In mid-March we contacted all Catholic priests in the West Bank to enquire about the needs of the poor in their parishes. The Bethlehem area was particularly hard hit, due to the total collapse of the tourist/pilgrim industry where so many are employed in hospitality, transport and souvenir trades. In other parts of the West Bank, thousands of men who worked in Israel as day laborers and low paid workers lost their jobs and many were placed in quarantine on return to the West Bank. Our Youth Officer and volunteers prepared and delivered 460 food parcels to the priests for distribution to the poor in their parishes. We recently received approval for other projects to provide home delivery of freshly cooked meals to elderly people living alone, plus food coupons and parcels, hygiene kits, and educational toys for children. We are working with parish priests, the Ministry of Social Affairs, and local organizations to ensure that we reach the poorest of the poor with this limited humanitarian aid. Representatives of Jerusalem’s Coordinating Catholic Aid Organization, of which Caritas is a member, meet regularly to share information on the needs of local Christians and to avoid duplication of humanitarian aid.
Of course, the COVID-19 crisis affects not only our work but our entire lives. In early March, all places of worship were closed and there were no Masses or other celebrations. Palm Sunday, Holy Week and Easter, when pilgrims from all over the world would have filled the churches, shrines and ancient streets of Jerusalem, passed with locked churches and empty streets. Celebration of Passover, when thousands of Jews on their way to the Western Wall would be negotiating the narrow streets alongside Christian pilgrims, was equally quiet. An eerie silence hung over Jerusalem and Bethlehem, and I found it hard to realize that this was actually Palm Sunday or Good Friday or Easter Sunday morning. Muslims beginning their Ramadan fast adapted a situation never before experienced.
During the lockdown, and especially during Holy Week and Easter, when the Caritas office was closed, I had time to reflect, not only on the extraordinary times in which we live, but on my own reaction to it. I’m comfortable with personal silence and solitude. But this is different. Beneath the surface of the imposed lockdown and what we’ve become accustomed to calling “social distancing” is a barely-concealed fear and anxiety. People in this part of the world, including myself, have lived through wars and experienced danger but the nature of the danger was known. The nature of COVID-19 is not known, not seen, and this creates a constant, underlying anxiety that we’ve internalized.
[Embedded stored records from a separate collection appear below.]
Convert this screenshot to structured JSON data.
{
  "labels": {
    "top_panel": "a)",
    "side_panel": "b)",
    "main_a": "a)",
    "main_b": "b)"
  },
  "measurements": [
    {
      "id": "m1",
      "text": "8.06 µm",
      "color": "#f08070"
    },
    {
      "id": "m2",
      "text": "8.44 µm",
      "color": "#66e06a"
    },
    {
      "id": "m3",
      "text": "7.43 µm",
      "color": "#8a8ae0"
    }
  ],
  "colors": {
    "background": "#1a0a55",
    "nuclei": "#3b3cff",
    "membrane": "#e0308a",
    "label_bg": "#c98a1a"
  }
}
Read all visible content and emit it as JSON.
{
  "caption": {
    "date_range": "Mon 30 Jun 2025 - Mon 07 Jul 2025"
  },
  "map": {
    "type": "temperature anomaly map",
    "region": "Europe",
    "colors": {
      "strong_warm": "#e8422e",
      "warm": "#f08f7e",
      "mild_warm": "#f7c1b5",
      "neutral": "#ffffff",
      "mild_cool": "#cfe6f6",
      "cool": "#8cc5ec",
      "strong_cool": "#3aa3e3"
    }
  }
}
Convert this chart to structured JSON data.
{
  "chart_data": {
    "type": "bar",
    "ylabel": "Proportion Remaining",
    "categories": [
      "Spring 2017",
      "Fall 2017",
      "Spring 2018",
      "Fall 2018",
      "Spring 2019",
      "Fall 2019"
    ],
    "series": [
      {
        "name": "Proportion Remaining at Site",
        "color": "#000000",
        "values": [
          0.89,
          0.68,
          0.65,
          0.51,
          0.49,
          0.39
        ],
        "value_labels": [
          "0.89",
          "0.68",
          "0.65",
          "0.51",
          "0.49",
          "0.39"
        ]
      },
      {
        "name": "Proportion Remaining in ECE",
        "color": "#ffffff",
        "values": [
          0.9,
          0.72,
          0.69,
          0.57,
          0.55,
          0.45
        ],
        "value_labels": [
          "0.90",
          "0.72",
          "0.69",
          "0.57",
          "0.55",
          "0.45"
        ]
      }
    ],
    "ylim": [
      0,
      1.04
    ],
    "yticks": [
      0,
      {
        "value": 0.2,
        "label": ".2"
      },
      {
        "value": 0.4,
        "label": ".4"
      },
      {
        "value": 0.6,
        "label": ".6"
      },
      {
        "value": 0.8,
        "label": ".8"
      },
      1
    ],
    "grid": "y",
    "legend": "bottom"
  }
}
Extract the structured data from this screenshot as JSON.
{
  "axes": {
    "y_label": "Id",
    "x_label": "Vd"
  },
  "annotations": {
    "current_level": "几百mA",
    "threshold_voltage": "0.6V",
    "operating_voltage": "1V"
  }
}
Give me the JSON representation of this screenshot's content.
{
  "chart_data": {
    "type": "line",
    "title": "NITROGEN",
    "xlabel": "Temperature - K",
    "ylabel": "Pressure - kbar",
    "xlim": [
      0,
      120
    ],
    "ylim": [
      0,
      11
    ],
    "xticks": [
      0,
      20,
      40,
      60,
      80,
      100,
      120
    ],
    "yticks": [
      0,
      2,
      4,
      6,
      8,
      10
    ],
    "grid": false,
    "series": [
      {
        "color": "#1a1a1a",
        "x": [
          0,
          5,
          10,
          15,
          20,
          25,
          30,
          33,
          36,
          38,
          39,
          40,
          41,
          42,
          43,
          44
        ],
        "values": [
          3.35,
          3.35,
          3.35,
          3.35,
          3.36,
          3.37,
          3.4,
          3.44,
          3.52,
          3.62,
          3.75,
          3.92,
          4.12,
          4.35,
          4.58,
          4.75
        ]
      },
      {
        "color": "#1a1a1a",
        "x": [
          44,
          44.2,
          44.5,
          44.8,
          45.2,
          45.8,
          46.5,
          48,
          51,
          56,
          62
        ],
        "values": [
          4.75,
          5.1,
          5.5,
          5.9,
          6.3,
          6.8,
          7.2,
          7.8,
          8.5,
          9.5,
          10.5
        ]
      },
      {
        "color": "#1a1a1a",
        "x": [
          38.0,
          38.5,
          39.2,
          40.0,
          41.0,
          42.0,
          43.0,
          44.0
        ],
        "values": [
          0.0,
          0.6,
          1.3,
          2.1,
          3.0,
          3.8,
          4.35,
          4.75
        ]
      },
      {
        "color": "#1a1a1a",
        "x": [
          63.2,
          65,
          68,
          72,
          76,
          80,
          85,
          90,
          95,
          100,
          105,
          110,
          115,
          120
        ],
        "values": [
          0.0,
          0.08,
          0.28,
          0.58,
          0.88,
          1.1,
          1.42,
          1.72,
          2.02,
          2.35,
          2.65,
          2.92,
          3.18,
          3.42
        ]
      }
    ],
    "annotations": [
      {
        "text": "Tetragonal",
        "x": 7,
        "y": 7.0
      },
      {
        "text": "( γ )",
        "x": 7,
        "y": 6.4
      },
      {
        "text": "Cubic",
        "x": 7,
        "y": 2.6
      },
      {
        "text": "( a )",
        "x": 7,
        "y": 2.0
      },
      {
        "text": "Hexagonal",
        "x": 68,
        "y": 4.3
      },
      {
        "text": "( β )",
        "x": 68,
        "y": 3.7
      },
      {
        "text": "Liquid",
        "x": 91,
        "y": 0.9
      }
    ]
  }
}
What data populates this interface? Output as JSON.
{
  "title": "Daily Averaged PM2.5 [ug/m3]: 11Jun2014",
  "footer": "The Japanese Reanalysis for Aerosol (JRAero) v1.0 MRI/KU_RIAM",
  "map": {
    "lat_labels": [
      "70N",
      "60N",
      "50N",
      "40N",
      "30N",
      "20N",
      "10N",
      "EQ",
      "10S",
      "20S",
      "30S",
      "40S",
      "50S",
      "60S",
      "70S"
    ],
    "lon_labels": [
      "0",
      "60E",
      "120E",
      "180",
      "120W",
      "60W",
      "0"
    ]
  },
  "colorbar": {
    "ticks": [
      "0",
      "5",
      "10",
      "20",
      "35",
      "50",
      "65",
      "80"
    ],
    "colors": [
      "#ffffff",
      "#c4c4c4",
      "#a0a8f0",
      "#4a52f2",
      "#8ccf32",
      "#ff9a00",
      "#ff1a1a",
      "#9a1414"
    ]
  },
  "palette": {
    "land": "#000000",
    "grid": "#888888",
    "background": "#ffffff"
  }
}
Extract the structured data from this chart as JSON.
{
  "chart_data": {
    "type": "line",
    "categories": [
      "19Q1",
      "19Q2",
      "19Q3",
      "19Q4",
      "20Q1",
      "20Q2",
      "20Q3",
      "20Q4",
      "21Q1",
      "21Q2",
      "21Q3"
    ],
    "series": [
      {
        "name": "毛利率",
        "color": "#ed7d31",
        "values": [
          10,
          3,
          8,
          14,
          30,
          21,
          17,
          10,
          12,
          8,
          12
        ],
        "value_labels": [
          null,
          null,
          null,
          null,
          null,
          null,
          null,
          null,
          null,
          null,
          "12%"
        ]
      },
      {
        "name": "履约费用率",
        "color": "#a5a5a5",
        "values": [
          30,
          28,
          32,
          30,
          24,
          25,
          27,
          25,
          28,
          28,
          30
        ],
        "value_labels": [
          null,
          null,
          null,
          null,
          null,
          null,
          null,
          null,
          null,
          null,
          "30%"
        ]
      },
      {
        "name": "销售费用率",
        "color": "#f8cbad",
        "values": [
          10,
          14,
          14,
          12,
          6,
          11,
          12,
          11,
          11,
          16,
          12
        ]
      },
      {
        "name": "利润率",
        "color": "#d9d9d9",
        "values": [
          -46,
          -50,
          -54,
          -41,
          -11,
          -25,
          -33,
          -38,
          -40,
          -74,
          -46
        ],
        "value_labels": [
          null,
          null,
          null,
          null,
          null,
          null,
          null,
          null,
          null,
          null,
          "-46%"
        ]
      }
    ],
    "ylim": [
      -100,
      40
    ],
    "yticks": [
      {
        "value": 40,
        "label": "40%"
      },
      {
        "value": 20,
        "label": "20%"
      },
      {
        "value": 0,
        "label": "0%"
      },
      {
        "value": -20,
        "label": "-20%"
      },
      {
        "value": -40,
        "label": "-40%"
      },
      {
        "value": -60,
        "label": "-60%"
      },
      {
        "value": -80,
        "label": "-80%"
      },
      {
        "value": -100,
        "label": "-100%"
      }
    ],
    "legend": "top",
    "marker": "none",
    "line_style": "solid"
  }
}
At first, keeping the recommended social distance required an awkward effort, but now many of us instinctively withdraw from anyone whom we feel, perhaps unconsciously, is physically too close. Normal social interaction has changed. When did I last shake hands, give someone a hug or place an appreciative or reassuring hand on an arm or shoulder? I lived in Gaza for three years and I loved working with the people whose warmth and resilience, despite their suffering, is amazing. After moving to HQ in 2018, I visited Gaza regularly, and in Jerusalem and the West Bank I got to know the priests, senior citizens in Ramallah, farmers in Jenin and Makhrour and our dress design women students; but since the arrival of the virus, I work mostly from the office using phone, Zoom or Skype. These technologies enable us to communicate and work but they cannot replace the human contact, the facial expression, the eye contact, simply being together.
People want to get back to work, but anxiety and fear of the unknown virus and an unknown future are ever present.